What is a Cervical Fracture?
A cervical fracture is a break of one of the seven bones in the cervical spine (neck). These bones help support the head and connect it to the rest of the body. Most often, a cervical fracture occurs as a result of a severe trauma. This can be caused by a sports injury, fall, or vehicular accident. Cervical fractures not only happen during contact sports like football or wrestling, but also from a horseback riding fall, a skiing, surfing, or weight-lifting accident, or during diving. A cervical fracture is a serious injury because it may involve the spinal cord and can lead to a loss of sensation, paralysis or even death.
Cervical Fracture Symptoms
Typically, a patient who suffers a cervical fracture can experience intense pain in the neck, shoulders and down the arm. Bruising and swelling usually occur as well, ordinarily at the back of the neck. There may also be numbness at the site of the injury or down the arm. In severe cases, the patient may suffer paralysis. In order to avoid complications, it is important we immobilize the neck until Dr. Federico Giradi can diagnose the injury. The only exception to this is if we must move the patient for immediate survival.
Diagnosis of a Cervical Fracture
In addition to X-rays of the area to help determine the precise location and severity of the bone fracture, a CT or MRI scan is also necessary to determine whether there has been damage to the soft tissue as well. Treatment is predicated on the extent of the injury, if any, to the spinal cord, as well as on the nature of the cervical fracture.
Treating a Cervical Spine Fracture
Treatment for a cervical fracture depends on the severity of the break. Non-steroidal anti-inflammatory medications (NSAIDs) are helpful in relieving pain. If necessary, stronger pain medication will be prescribed. We can often treat minor fractures with a cervical collar (neck brace) that helps keep the bone in place while the injury heals. This usually takes about 6 weeks.
For more serious injuries, rigid braces, such as a Minerva cast, made of plaster of Paris, may be used for several months. Some cases may require traction. In the most severe situations, Dr. Giradi may require internal fixation to provide neck stability. This necessitates surgical intervention to fuse discs. Whatever treatment you require, we follow it up with a period of physical therapy to help increase comfort and range of motion.

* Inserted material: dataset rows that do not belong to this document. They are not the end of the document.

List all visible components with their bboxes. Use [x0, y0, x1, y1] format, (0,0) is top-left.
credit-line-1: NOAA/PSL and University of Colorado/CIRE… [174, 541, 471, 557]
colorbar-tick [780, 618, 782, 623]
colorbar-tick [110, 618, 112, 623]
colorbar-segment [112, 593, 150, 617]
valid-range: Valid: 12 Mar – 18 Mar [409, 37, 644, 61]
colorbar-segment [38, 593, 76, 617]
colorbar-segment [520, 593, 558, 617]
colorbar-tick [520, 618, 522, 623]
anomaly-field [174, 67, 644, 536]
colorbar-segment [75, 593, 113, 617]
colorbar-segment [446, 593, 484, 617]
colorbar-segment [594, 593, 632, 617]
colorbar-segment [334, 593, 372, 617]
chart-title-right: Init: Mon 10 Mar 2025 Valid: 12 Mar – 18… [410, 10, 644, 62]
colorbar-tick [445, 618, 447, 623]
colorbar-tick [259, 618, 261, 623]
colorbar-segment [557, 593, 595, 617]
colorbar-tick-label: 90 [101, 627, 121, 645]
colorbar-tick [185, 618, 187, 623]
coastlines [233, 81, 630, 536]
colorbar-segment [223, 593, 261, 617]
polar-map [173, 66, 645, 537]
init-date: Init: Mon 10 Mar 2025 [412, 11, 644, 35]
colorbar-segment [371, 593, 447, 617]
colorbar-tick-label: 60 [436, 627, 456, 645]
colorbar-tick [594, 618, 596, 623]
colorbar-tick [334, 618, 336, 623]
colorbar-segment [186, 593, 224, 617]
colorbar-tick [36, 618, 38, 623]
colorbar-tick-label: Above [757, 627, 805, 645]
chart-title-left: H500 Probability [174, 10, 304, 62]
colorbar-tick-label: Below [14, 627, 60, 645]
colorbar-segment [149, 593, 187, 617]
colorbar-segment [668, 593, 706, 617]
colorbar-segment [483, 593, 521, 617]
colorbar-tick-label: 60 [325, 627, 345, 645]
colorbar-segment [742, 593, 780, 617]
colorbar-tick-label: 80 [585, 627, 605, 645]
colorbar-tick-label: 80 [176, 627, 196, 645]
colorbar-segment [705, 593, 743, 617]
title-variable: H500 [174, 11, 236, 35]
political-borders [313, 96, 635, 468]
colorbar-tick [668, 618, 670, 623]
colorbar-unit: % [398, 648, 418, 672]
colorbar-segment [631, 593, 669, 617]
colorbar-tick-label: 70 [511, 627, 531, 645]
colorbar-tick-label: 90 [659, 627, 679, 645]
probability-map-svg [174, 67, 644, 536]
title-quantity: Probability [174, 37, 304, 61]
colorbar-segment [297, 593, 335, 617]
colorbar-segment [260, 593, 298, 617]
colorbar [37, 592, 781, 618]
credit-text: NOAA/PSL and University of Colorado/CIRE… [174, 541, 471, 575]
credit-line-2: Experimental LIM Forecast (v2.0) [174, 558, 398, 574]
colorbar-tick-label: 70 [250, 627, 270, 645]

Cervical Fracture Prevention
While you can not prevent all injuries, there are ways to minimize the risk of a cervical fracture. Wearing a seatbelt lessens the risk of cervical injury in a vehicular accident. Wearing protective gear during activities that involve the danger of bruising, physical contact, or falling also lessens the danger of cervical injury. Swimming and diving, which involve no protective gear, should always be engaged in with caution. Children engaging in such activities should always be well-supervised.